Impedimenta! Confringo!

— Vol — próbuje powiedzieć Harry, zanim ten mu przerywa.

— Expulso! — Voldemort zatrzymuje się, chwytając się za pierś, z zaciśniętymi zębami. Mięśnie pod cienką, bladą skórą jego policzka drgają. — Sectumsempra! To zaklęcie niemal go paraliżuje. Zgięty wpół, z oczami płonącymi wściekłością, unosi różdżkę raz jeszcze.

— Crucio! — Voldemort pada na ziemię.

Nie krzyczy jak wcześniej, ale wydaje z siebie dźwięk, który jest temu bliski. Harry stoi, patrząc na niego z lekkim uśmiechem na twarzy.

— Ostrzegałem cię, prawda? —mówi.

— Co... — chrypi Voldemort — ...to jest?

— Nie jesteś chyba aż tak głupi, żebym musiał to wyjaśniać?
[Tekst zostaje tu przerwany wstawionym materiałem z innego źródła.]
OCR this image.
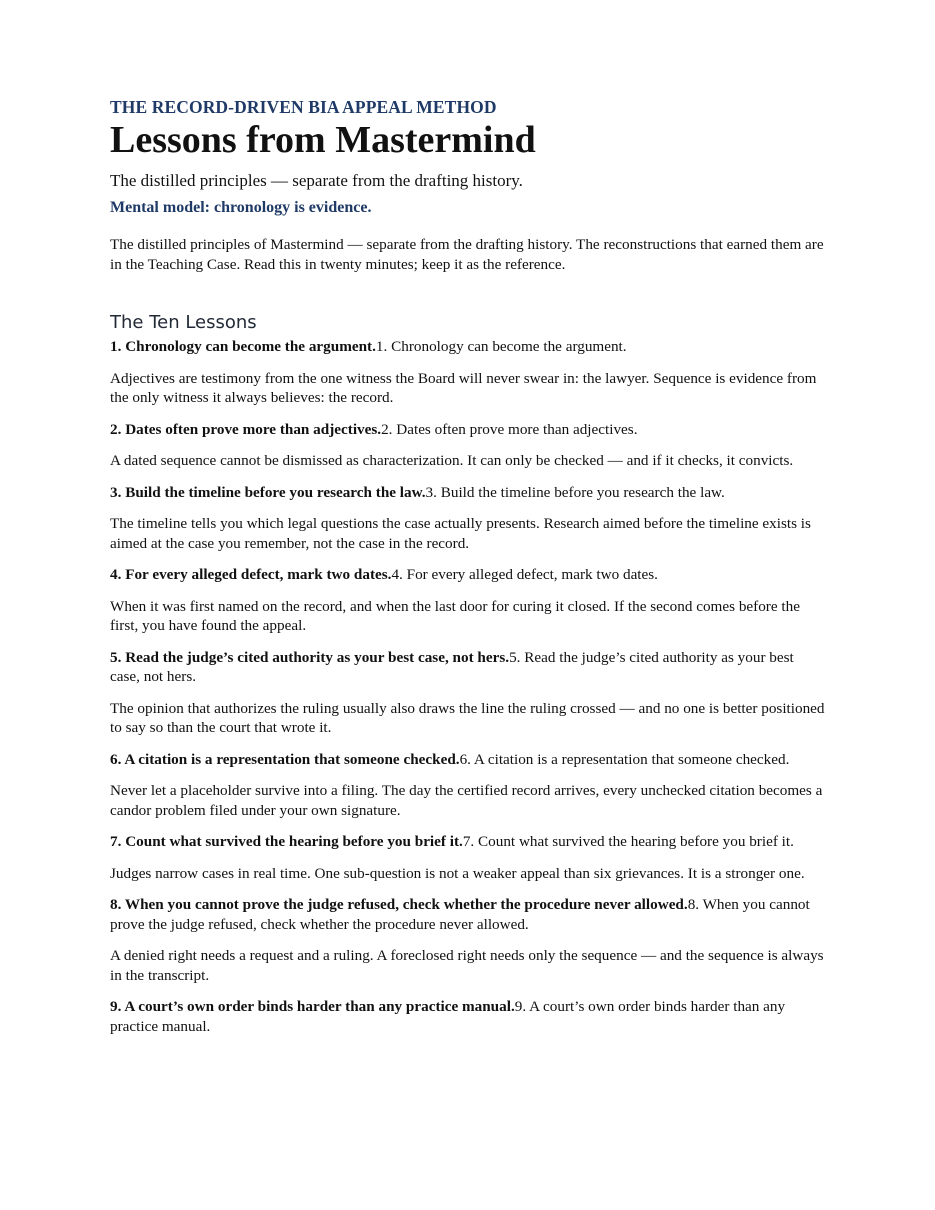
THE RECORD-DRIVEN BIA APPEAL METHOD

Lessons from Mastermind

The distilled principles — separate from the drafting history.

Mental model: chronology is evidence.

The distilled principles of Mastermind — separate from the drafting history. The reconstructions that earned them are in the Teaching Case. Read this in twenty minutes; keep it as the reference.

The Ten Lessons

1. Chronology can become the argument.1. Chronology can become the argument.

Adjectives are testimony from the one witness the Board will never swear in: the lawyer. Sequence is evidence from the only witness it always believes: the record.

2. Dates often prove more than adjectives.2. Dates often prove more than adjectives.

A dated sequence cannot be dismissed as characterization. It can only be checked — and if it checks, it convicts.

3. Build the timeline before you research the law.3. Build the timeline before you research the law.

The timeline tells you which legal questions the case actually presents. Research aimed before the timeline exists is aimed at the case you remember, not the case in the record.

4. For every alleged defect, mark two dates.4. For every alleged defect, mark two dates.

When it was first named on the record, and when the last door for curing it closed. If the second comes before the first, you have found the appeal.

5. Read the judge’s cited authority as your best case, not hers.5. Read the judge’s cited authority as your best case, not hers.

The opinion that authorizes the ruling usually also draws the line the ruling crossed — and no one is better positioned to say so than the court that wrote it.

6. A citation is a representation that someone checked.6. A citation is a representation that someone checked.

Never let a placeholder survive into a filing. The day the certified record arrives, every unchecked citation becomes a candor problem filed under your own signature.

7. Count what survived the hearing before you brief it.7. Count what survived the hearing before you brief it.

Judges narrow cases in real time. One sub-question is not a weaker appeal than six grievances. It is a stronger one.

8. When you cannot prove the judge refused, check whether the procedure never allowed.8. When you cannot prove the judge refused, check whether the procedure never allowed.

A denied right needs a request and a ruling. A foreclosed right needs only the sequence — and the sequence is always in the transcript.

9. A court’s own order binds harder than any practice manual.9. A court’s own order binds harder than any practice manual.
Voldemort warczy, zaraz po tym jeszcze bardziej się zwija, sycząc z bólu.

— Przestań — warczy.

— Przestać z czym? — Harry nie może powstrzymać się od udawanego niewinnego tonu. Cieszy się tym. Tylko trochę.
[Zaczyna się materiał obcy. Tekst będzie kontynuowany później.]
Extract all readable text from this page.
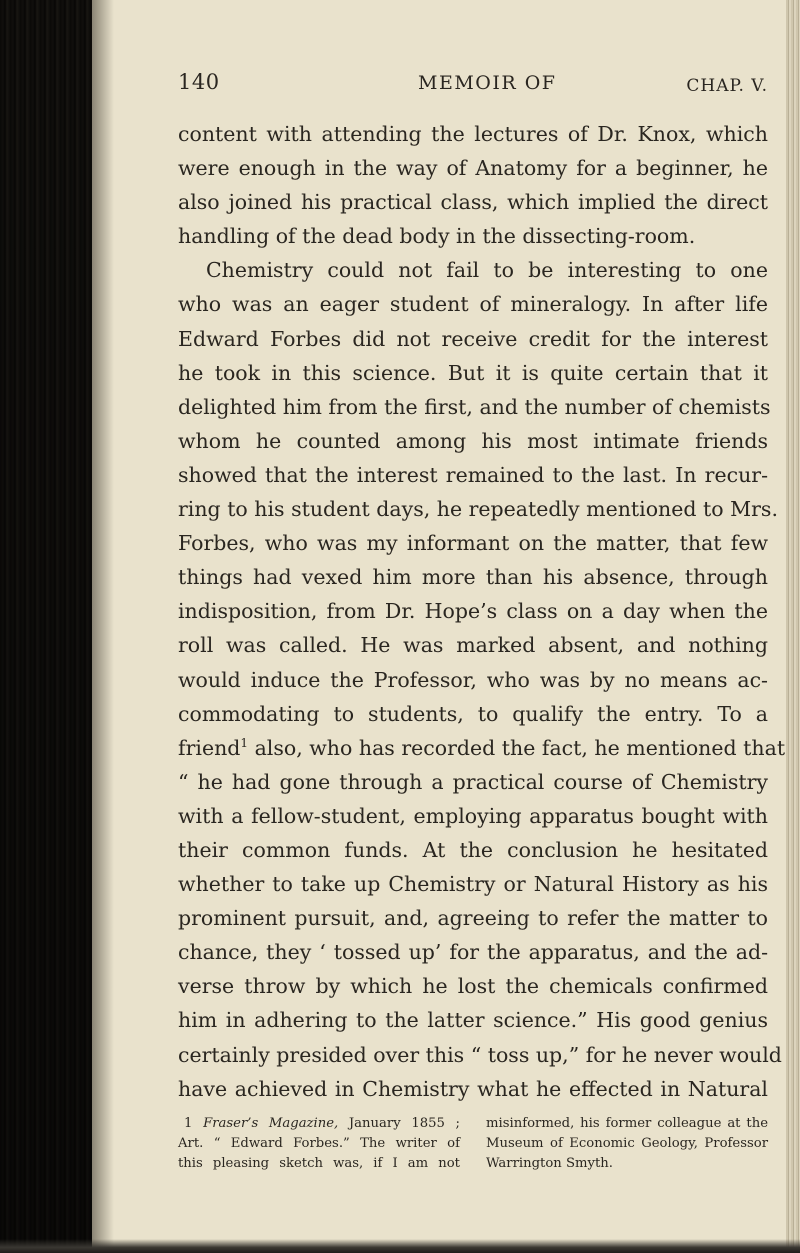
140	MEMOIR OF	CHAP. V.
content with attending the lectures of Dr. Knox, which
were enough in the way of Anatomy for a beginner, he
also joined his practical class, which implied the direct
handling of the dead body in the dissecting-room.
Chemistry could not fail to be interesting to one
who was an eager student of mineralogy. In after life
Edward Forbes did not receive credit for the interest
he took in this science. But it is quite certain that it
delighted him from the first, and the number of chemists
whom he counted among his most intimate friends
showed that the interest remained to the last. In recur-
ring to his student days, he repeatedly mentioned to Mrs.
Forbes, who was my informant on the matter, that few
things had vexed him more than his absence, through
indisposition, from Dr. Hope’s class on a day when the
roll was called. He was marked absent, and nothing
would induce the Professor, who was by no means ac-
commodating to students, to qualify the entry. To a
friend$^1$ also, who has recorded the fact, he mentioned that
“ he had gone through a practical course of Chemistry
with a fellow-student, employing apparatus bought with
their common funds. At the conclusion he hesitated
whether to take up Chemistry or Natural History as his
prominent pursuit, and, agreeing to refer the matter to
chance, they ‘ tossed up’ for the apparatus, and the ad-
verse throw by which he lost the chemicals confirmed
him in adhering to the latter science.” His good genius
certainly presided over this “ toss up,” for he never would
have achieved in Chemistry what he effected in Natural
1 Fraser’s Magazine, January 1855 ;
Art. “ Edward Forbes.” The writer of
this pleasing sketch was, if I am not
misinformed, his former colleague at the
Museum of Economic Geology, Professor
Warrington Smyth.
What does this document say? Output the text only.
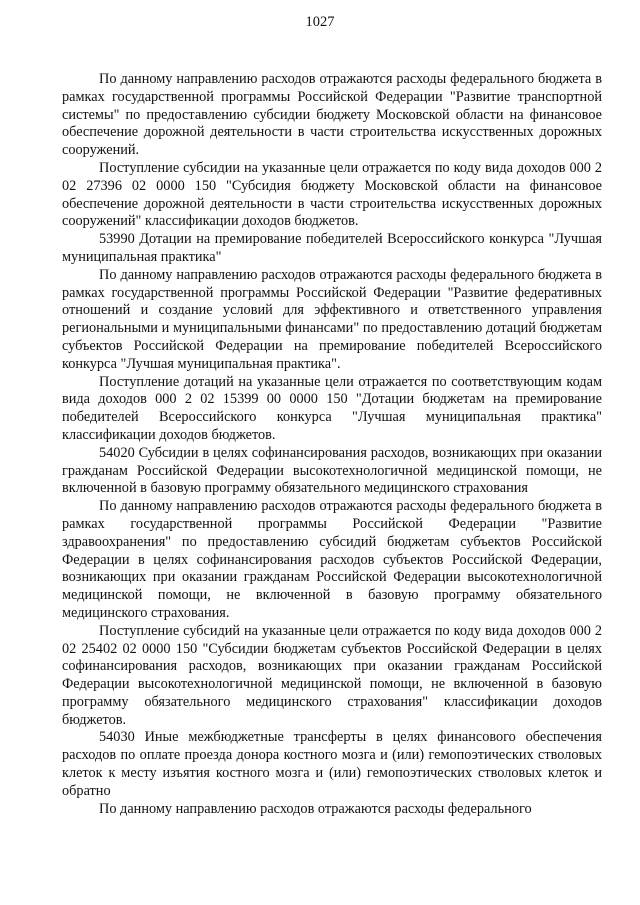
1027

По данному направлению расходов отражаются расходы федерального бюджета в рамках государственной программы Российской Федерации "Развитие транспортной системы" по предоставлению субсидии бюджету Московской области на финансовое обеспечение дорожной деятельности в части строительства искусственных дорожных сооружений.

Поступление субсидии на указанные цели отражается по коду вида доходов 000 2 02 27396 02 0000 150 "Субсидия бюджету Московской области на финансовое обеспечение дорожной деятельности в части строительства искусственных дорожных сооружений" классификации доходов бюджетов.

53990 Дотации на премирование победителей Всероссийского конкурса "Лучшая муниципальная практика"

По данному направлению расходов отражаются расходы федерального бюджета в рамках государственной программы Российской Федерации "Развитие федеративных отношений и создание условий для эффективного и ответственного управления региональными и муниципальными финансами" по предоставлению дотаций бюджетам субъектов Российской Федерации на премирование победителей Всероссийского конкурса "Лучшая муниципальная практика".

Поступление дотаций на указанные цели отражается по соответствующим кодам вида доходов 000 2 02 15399 00 0000 150 "Дотации бюджетам на премирование победителей Всероссийского конкурса "Лучшая муниципальная практика" классификации доходов бюджетов.

54020 Субсидии в целях софинансирования расходов, возникающих при оказании гражданам Российской Федерации высокотехнологичной медицинской помощи, не включенной в базовую программу обязательного медицинского страхования

По данному направлению расходов отражаются расходы федерального бюджета в рамках государственной программы Российской Федерации "Развитие здравоохранения" по предоставлению субсидий бюджетам субъектов Российской Федерации в целях софинансирования расходов субъектов Российской Федерации, возникающих при оказании гражданам Российской Федерации высокотехнологичной медицинской помощи, не включенной в базовую программу обязательного медицинского страхования.

Поступление субсидий на указанные цели отражается по коду вида доходов 000 2 02 25402 02 0000 150 "Субсидии бюджетам субъектов Российской Федерации в целях софинансирования расходов, возникающих при оказании гражданам Российской Федерации высокотехнологичной медицинской помощи, не включенной в базовую программу обязательного медицинского страхования" классификации доходов бюджетов.

54030 Иные межбюджетные трансферты в целях финансового обеспечения расходов по оплате проезда донора костного мозга и (или) гемопоэтических стволовых клеток к месту изъятия костного мозга и (или) гемопоэтических стволовых клеток и обратно

По данному направлению расходов отражаются расходы федерального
— Sprawiać, że chcę cię skrzywdzić.

— Och — mówi słodko Harry. — O to ci chodzi.

Voldemort powoli wstaje, zaskakująco zgrabnie jak na kogoś o jego wzroście i w takim bólu. Mimo że Harry wie, że Voldemort nie może mu nic zrobić, cofa się o krok. Mimo wszystko jest on groźną postacią, nawet teraz, gdy jest bezsilny.

— Masz czelność ze mnie kpić?

— I co zamierzasz z tym zrobić, Voldemort?
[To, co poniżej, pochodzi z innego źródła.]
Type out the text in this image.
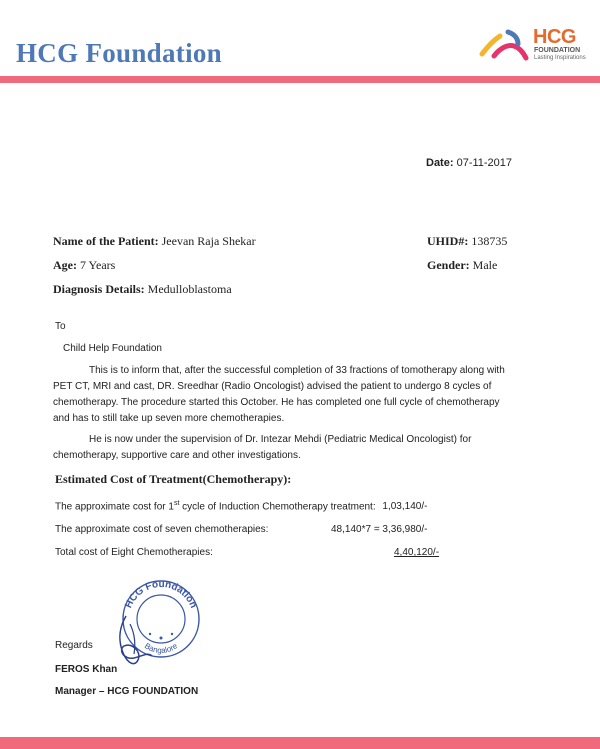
HCG Foundation
HCG
FOUNDATION
Lasting Inspirations
Date: 07-11-2017
Name of the Patient: Jeevan Raja Shekar	UHID#: 138735
Age: 7 Years	Gender: Male
Diagnosis Details: Medulloblastoma
To
Child Help Foundation
This is to inform that, after the successful completion of 33 fractions of tomotherapy along with
PET CT, MRI and cast, DR. Sreedhar (Radio Oncologist) advised the patient to undergo 8 cycles of
chemotherapy. The procedure started this October. He has completed one full cycle of chemotherapy
and has to still take up seven more chemotherapies.
He is now under the supervision of Dr. Intezar Mehdi (Pediatric Medical Oncologist) for
chemotherapy, supportive care and other investigations.
Estimated Cost of Treatment(Chemotherapy):
The approximate cost for 1st cycle of Induction Chemotherapy treatment: 1,03,140/-
The approximate cost of seven chemotherapies:	48,140*7 = 3,36,980/-
Total cost of Eight Chemotherapies:	4,40,120/-
HCG Foundation
Bangalore
Regards
FEROS Khan
Manager – HCG FOUNDATION
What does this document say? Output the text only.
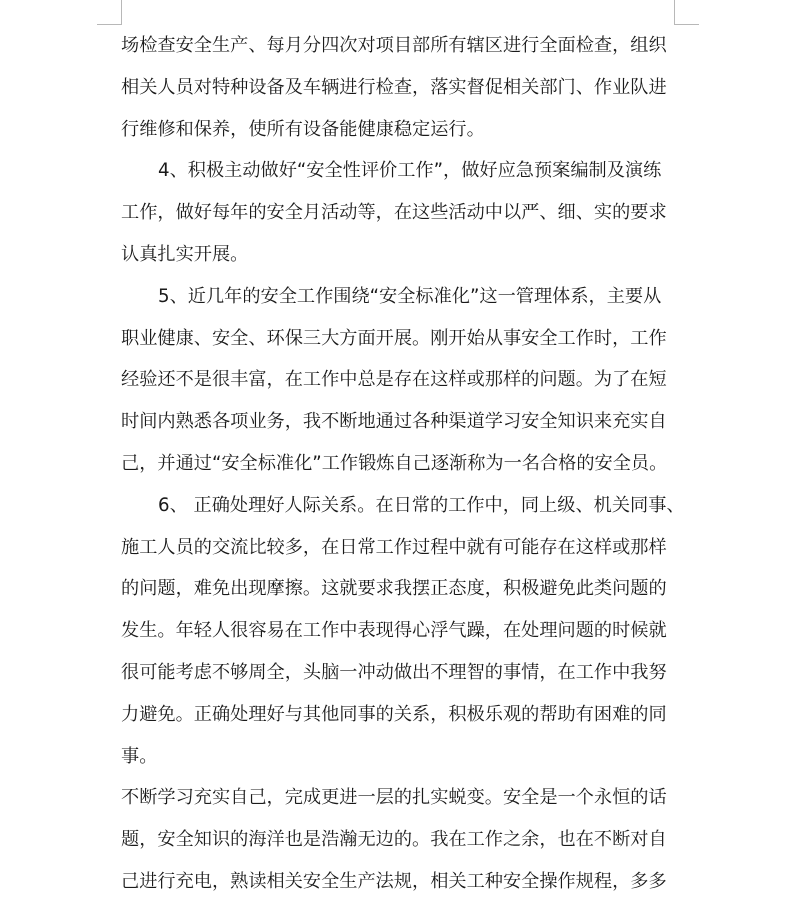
场检查安全生产、每月分四次对项目部所有辖区进行全面检查，组织
相关人员对特种设备及车辆进行检查，落实督促相关部门、作业队进
行维修和保养，使所有设备能健康稳定运行。
4、积极主动做好“安全性评价工作”，做好应急预案编制及演练
工作，做好每年的安全月活动等，在这些活动中以严、细、实的要求
认真扎实开展。
5、近几年的安全工作围绕“安全标准化”这一管理体系，主要从
职业健康、安全、环保三大方面开展。刚开始从事安全工作时，工作
经验还不是很丰富，在工作中总是存在这样或那样的问题。为了在短
时间内熟悉各项业务，我不断地通过各种渠道学习安全知识来充实自
己，并通过“安全标准化”工作锻炼自己逐渐称为一名合格的安全员。
6、 正确处理好人际关系。在日常的工作中，同上级、机关同事、
施工人员的交流比较多，在日常工作过程中就有可能存在这样或那样
的问题，难免出现摩擦。这就要求我摆正态度，积极避免此类问题的
发生。年轻人很容易在工作中表现得心浮气躁，在处理问题的时候就
很可能考虑不够周全，头脑一冲动做出不理智的事情，在工作中我努
力避免。正确处理好与其他同事的关系，积极乐观的帮助有困难的同
事。
不断学习充实自己，完成更进一层的扎实蜕变。安全是一个永恒的话
题，安全知识的海洋也是浩瀚无边的。我在工作之余，也在不断对自
己进行充电，熟读相关安全生产法规，相关工种安全操作规程，多多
Voldemort wydaje kolejny dźwięk pełen bólu, rzucając na Harry'ego wściekłe spojrzenie. Naprawdę, myśli Harry. To jest aż zbyt łatwe.

— Oto, co się dzieje — mówi Harry. — Chcesz mnie skrzywdzić. Dusze nie tolerują, gdy ich bratnie połówki próbują je ranić. Pomyśl o tym jak o... obroży z prądem. Gdy źle się zachowujesz, jesteś karany. W końcu nauczysz się, żeby się nie buntować.

— Nie jestem psem — syczy Voldemort.

— A jednak się tak zachowujesz.

Harry patrzy na niego z niewielkim, złośliwym uśmieszkiem. W jego piersi pojawia się lekkie pieczenie, prawdopodobnie z powodu satysfakcji na widok Voldemorta pogrążonego w bólu, ale to nie on go rani. To nie jego wina, że Voldemort ma emocjonalną inteligencję na poziomie dziecka. Harry nie jest tym, który nie potrafi zapanować nad swoimi problemami; on jest tu tylko po to, by to oglądać.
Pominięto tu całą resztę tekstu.